Casavant Organs, said Craig, keeps track of all the organs it sells and when it heard last summer of a Mormon church with an organ in Orleans, Ont., that was closing, it let the Edmonton seminary know.
Fabien Tremblay, an organ technician with Casavant Freres, a Quebec firm, said many Quebec churches have closed over the past 20 or 30 years.
"We've had some big churches that have already closed, and they don't know what to do with the organs," said Tremblay.
"Some church committees decide to sell their organs to another church. When you have a lot of churches closing, then the market is full of old organs."
The organ arrived at the seminary Jan. 17 and Tremblay anticipated having it fully installed by Jan. 30.
"This is a small instrument for us," he said. "Now the market is more concentrated on bigger organs for concert halls, like you have here at the Winspear Centre."
Craig said the organ is in excellent shape and came at an excellent price, which he would not reveal. The seminary jumped at the chance to buy it, knowing that it would be at least 25 years before they could afford to purchase a new one.
WCR PHOTO | CHRIS MILLER
Fabien Tremblay and Sebastien Kardos spent two weeks installing a Casavant pipe organ in the chapel of St. Joseph Seminary.
"The organ was originally a honey oak, and they were able to refinish it with a mahogany finish that matches our chapel. Now it looks like it was made for our chapel - it's just beautiful," said Craig.
When they examined the wall where the organ was to be inset, they discovered that the metal beams framing the space for the future organ were almost identical to the size of the organ they were considering.
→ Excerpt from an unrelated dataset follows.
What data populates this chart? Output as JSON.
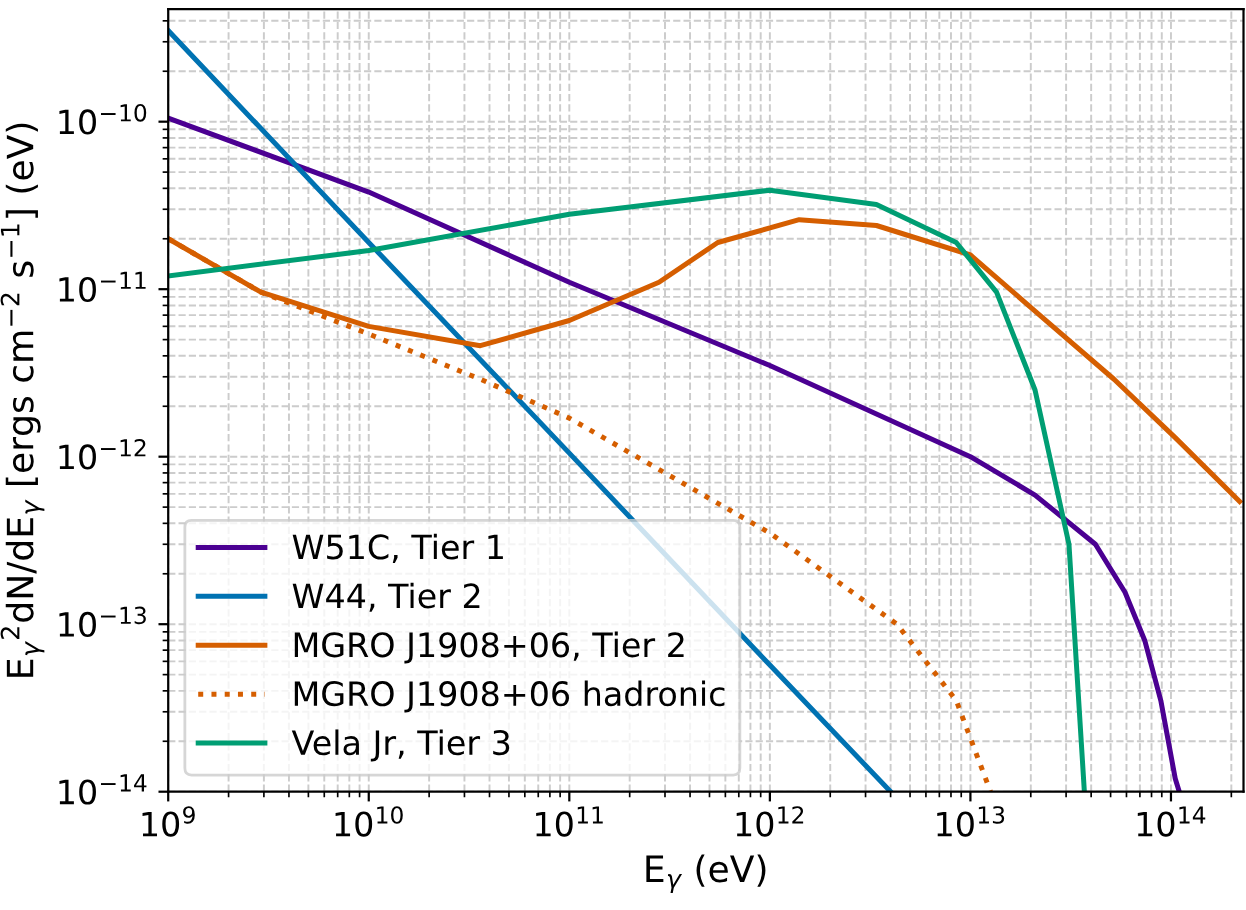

Tremblay's job is specialized and requires knowledge of both woodworking and music. About 75 per cent of the instrument is made of wood, and the rest is lead and tin.
"When we're talking about organs, the sound of the pipes is what we call speech. It has to speak easily and naturally without noise and without scratch," said Tremblay.
Working alongside Tremblay was Sebastien Kardos, a voicer with Casavant Freres. The duo physically installed the pipe organ, and completed the meticulous task of final tonal regulation for all 522 pipes in the instrument.
Kardos' skill of manipulating an organ pipe to make its proper sound is known as voicing. His craft involves both a musical background and technical skill.
Each pipe must be made to play with the correct onset of sound, sustained tone and volume. Voicing is a detailed task, and his critical adjustments take many hours.
"Voicing means the speech, the colour and the tone. Tuning is maybe 10 per cent of our work, and everything else is voicing. I am like a sound technician," said Kardos.
This all-important and demanding process assures that the organ's voice has maximum impact, both dramatic and subtle, in the seminary chapel.
When the voicing process is complete, the individual pipes unite to form a beautiful musical instrument.
Their collective voices create the beauty and majesty of sound that can only be produced by the pipe organ.